According to the Department of Health and Human Services, medical information about more than 120 million people has been compromised in more than 1,100 separate breaches since 2009, and sadly the number is rising as healthcare data breaches continue to occur at alarming rates. Healthcare industry data theft accounts for 42.5 percent of all data breaches since 2012, followed by the business sector with 33% of breach activity and the government with 11.7 percent.
While retail, financial and government institution data breaches can severely impact victims and carry long-lasting repercussions for organizations, medical record theft can have far more sinister consequences. Not only can thieves access financial data through healthcare records, but cybercriminals often alter a victim’s medical data to fraudulently claim insurance money. These alterations, possibly undetected, could result in inaccurate records that can create life threatening situations.
It’s a daunting problem made worse by the growing number of access points to patient information and the necessity to share data between insurance and healthcare providers. The healthcare industry is challenged with the issue of protecting identity data while simultaneously making it available to the right people who need the information to care for patients.
Just as achieving a single view of the customer is important to delivering secure customer experiences in the retail and service industries, having a single view of the patient is essential in the healthcare industry as a data security best practice.

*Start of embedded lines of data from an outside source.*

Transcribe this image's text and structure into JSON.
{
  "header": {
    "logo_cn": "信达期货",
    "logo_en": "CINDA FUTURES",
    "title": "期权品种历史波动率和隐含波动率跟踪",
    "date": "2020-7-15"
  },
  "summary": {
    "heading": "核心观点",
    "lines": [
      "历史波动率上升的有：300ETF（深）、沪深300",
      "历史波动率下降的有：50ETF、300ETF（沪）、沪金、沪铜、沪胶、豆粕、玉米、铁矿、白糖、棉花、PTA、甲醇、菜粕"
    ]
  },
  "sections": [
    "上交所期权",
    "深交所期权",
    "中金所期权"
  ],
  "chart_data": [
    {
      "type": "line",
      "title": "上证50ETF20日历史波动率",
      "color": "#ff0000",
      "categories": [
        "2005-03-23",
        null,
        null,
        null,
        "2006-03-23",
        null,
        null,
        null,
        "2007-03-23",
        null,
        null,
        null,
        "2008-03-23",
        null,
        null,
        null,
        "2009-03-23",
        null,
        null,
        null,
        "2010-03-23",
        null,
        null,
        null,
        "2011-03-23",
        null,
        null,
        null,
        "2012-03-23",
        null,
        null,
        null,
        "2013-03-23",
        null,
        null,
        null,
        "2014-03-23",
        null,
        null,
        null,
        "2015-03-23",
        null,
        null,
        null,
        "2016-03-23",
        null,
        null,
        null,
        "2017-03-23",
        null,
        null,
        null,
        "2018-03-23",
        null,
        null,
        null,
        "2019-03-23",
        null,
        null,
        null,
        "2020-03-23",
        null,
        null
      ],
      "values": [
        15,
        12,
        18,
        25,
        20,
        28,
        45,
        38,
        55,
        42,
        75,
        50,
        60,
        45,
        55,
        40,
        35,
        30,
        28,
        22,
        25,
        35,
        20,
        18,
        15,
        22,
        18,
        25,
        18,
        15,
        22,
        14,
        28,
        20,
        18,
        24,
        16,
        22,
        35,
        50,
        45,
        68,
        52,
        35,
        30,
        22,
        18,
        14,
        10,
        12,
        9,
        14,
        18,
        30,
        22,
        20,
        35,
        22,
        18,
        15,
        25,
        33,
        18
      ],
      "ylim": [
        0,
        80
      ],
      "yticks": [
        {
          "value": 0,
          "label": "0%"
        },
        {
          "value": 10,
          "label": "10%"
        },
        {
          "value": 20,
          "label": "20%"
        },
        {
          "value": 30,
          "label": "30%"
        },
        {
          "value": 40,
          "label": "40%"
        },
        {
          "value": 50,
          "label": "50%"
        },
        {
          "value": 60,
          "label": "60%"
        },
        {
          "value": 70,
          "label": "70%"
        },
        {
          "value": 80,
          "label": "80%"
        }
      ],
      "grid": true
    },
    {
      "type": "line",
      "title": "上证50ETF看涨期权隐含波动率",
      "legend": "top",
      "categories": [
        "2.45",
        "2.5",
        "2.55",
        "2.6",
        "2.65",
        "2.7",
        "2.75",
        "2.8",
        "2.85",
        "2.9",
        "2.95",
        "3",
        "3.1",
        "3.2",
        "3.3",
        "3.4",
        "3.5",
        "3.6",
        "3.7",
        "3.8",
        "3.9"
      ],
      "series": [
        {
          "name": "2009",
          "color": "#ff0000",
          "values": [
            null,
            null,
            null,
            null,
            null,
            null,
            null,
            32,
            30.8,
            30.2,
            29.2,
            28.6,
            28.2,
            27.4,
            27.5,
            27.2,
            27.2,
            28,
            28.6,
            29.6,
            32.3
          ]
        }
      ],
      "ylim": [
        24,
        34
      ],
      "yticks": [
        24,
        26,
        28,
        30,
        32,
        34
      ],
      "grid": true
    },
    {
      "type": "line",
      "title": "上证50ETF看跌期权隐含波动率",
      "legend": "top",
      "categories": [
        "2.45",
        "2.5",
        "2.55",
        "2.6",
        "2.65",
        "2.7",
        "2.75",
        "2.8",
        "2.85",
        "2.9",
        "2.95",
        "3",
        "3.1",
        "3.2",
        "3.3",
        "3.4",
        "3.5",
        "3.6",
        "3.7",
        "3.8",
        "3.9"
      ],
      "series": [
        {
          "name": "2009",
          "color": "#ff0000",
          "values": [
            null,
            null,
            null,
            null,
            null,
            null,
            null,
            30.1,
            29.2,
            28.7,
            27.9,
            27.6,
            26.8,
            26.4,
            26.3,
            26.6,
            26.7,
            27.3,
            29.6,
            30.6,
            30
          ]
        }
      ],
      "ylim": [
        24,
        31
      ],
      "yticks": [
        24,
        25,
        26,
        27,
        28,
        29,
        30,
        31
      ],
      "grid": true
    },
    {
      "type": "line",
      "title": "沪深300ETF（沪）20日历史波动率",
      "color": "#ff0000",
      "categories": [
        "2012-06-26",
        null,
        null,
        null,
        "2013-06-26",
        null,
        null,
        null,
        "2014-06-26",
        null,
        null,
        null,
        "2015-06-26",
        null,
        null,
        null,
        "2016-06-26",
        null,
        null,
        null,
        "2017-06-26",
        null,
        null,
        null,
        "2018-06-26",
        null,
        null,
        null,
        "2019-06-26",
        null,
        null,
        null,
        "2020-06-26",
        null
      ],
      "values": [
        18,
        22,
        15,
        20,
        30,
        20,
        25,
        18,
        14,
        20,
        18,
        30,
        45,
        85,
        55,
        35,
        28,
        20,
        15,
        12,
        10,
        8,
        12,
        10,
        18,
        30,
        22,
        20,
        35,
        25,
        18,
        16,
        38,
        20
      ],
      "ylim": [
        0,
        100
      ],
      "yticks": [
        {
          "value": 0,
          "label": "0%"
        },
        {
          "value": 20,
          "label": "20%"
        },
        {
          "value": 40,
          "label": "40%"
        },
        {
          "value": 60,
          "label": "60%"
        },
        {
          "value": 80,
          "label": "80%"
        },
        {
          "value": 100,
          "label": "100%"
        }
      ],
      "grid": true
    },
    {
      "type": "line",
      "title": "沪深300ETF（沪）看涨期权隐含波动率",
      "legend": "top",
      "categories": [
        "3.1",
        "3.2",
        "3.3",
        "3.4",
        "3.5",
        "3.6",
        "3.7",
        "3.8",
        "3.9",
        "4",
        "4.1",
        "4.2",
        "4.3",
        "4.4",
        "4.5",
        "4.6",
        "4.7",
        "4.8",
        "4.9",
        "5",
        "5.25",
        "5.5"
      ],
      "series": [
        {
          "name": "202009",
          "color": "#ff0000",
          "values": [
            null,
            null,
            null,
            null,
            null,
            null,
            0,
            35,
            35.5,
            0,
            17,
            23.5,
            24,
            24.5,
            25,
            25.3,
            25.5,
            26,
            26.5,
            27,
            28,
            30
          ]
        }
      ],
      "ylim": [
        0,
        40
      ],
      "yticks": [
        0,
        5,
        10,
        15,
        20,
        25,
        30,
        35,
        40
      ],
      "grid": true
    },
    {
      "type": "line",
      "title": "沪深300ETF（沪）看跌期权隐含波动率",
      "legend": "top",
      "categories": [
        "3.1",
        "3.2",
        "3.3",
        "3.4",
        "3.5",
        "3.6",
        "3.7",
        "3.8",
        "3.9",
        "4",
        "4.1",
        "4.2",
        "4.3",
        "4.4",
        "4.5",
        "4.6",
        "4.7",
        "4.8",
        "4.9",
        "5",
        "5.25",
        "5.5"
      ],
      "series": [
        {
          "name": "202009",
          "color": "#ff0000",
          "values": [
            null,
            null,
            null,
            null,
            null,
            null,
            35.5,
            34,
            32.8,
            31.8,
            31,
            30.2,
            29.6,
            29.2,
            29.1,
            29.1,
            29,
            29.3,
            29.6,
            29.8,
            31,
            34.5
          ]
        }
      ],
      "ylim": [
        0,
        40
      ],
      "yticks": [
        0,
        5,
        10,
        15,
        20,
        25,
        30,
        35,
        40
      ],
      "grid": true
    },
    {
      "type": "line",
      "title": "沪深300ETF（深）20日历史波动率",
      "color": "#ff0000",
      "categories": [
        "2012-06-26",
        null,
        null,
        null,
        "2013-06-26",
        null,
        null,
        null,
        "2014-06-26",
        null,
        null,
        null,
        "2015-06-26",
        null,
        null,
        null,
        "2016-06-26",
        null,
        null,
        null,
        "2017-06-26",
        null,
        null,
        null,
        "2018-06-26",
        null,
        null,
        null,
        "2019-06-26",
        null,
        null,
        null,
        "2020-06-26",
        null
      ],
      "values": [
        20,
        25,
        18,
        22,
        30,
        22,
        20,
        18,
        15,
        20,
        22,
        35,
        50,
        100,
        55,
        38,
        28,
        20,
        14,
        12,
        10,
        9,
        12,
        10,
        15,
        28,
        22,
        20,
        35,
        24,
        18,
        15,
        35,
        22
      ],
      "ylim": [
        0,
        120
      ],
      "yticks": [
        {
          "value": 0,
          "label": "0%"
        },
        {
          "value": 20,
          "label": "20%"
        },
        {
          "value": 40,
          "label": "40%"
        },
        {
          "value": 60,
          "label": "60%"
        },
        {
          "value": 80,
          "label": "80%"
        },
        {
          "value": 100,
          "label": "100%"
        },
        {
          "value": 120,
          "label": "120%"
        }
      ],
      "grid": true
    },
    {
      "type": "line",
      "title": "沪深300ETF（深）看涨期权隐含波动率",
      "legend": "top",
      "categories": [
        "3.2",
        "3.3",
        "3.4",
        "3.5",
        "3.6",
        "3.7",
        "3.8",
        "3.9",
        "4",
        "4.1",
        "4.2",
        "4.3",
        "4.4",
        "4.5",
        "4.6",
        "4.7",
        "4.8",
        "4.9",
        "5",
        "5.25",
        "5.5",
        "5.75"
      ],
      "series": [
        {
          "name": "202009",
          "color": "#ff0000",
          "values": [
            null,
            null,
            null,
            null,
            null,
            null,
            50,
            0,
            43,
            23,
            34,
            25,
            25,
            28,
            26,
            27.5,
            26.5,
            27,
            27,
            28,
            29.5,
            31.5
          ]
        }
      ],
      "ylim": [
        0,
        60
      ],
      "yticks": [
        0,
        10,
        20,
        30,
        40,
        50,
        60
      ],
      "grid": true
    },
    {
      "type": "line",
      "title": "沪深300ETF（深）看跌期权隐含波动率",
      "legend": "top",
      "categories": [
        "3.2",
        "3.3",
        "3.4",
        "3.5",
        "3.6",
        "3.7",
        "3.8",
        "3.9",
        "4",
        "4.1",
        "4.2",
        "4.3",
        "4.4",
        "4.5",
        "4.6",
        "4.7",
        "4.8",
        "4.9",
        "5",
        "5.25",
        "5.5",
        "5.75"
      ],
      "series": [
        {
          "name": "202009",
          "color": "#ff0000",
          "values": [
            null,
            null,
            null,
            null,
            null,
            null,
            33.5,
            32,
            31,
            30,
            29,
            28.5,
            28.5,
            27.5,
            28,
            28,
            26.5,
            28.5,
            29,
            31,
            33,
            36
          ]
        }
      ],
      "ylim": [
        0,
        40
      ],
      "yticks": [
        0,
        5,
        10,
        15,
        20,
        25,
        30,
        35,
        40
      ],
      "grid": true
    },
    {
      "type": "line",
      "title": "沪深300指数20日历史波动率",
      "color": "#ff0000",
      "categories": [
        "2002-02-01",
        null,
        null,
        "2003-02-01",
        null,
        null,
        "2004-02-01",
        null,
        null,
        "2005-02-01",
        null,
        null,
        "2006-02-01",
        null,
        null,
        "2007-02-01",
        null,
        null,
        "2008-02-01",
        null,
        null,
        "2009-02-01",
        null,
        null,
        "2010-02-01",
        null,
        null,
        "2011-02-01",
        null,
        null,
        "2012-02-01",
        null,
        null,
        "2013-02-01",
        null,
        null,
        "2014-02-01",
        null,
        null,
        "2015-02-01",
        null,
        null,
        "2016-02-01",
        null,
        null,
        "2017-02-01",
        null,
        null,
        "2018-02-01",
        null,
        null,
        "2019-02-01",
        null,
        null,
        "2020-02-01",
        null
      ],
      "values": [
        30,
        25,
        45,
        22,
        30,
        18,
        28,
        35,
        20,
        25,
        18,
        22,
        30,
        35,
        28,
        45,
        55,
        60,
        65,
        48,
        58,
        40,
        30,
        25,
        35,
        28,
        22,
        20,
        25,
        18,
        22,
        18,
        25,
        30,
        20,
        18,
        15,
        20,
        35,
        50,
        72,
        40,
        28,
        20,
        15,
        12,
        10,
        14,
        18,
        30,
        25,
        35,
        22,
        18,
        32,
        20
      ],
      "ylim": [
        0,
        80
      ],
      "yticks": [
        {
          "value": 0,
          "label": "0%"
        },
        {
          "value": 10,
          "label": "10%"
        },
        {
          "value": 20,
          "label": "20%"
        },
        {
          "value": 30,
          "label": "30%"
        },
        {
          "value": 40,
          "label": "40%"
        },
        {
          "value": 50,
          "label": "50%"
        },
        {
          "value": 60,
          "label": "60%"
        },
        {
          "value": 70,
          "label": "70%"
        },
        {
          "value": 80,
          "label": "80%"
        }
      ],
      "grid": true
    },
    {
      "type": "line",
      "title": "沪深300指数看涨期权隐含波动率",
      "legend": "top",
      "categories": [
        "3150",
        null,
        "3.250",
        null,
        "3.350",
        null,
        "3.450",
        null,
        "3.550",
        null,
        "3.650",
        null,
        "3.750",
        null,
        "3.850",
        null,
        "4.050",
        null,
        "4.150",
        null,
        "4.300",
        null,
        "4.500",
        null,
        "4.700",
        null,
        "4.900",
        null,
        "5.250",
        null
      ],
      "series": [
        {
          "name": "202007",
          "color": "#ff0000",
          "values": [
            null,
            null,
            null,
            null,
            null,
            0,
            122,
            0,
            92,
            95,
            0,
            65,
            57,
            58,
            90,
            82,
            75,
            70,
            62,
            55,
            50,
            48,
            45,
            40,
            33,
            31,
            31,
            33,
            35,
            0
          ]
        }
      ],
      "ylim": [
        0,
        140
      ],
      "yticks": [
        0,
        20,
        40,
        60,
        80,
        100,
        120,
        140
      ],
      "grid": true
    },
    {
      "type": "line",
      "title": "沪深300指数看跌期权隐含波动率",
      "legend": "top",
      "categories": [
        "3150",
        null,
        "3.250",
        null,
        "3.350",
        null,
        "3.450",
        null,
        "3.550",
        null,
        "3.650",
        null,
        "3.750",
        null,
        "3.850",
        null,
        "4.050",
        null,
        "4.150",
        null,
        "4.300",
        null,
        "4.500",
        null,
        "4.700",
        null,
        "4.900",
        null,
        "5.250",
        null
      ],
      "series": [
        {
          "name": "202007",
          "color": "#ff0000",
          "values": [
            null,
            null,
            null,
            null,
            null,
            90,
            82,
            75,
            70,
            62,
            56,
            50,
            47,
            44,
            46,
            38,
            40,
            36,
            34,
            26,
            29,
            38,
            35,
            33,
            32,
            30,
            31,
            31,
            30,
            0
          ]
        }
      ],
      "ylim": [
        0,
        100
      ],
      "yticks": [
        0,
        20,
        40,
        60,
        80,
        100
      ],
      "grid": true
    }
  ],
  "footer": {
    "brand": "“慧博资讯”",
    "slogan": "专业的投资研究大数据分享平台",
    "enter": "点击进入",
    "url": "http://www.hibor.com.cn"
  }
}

Aggregating a single profile for each patient across data silos in real time ensures that the most accurate records are available at each data use point.
In most data breaches, cybercrimininals use an employee’s credentials to gain full access to a database. A single view of the patient also allows organizations to apply data access governance policies to each patient identity profile instead of only at the firewall, eliminating a single security vulnerability point. Plus, these rules can be enforced no matter which medical care practitioner, insurance company or third party vendor accesses the data because the policies remain attached to the patient’s profile. Granular controls ensure that employees can see only the patient’s data that they need to accomplish their jobs rather than exposing entire profiles, greatly minimizing the impact of a breach.
As consumers embrace digital engagement and share information across every facet of their lives, they expect to have more control over their information. This expectation applies to healthcare just as much as it does to e-commerce and digital services, particularly as the Internet of Things evolves and fitness and healthcare wearable devices become more prevelent. A single view of the patient combined with a way to capture patient preference and privacy choices will become an increasingly critical aspect of protecting patient privacy and keeping data safe across multiple devices and a growing number of data use points.
Identity data management is already undergoing a monumental shift from managing employee data to encompassing billions of customer identities. The same requirements that customer identity management demands in retail use cases, such as large scale, high performance, real time sync capabilities, data aggregation across silos, preference management and support for security best practices, apply to patient identity management. As healthcare organizations focus on protecting sensitive patient data and delivering accurate information to support critical decisions, identity data management must be a central part of the discussion.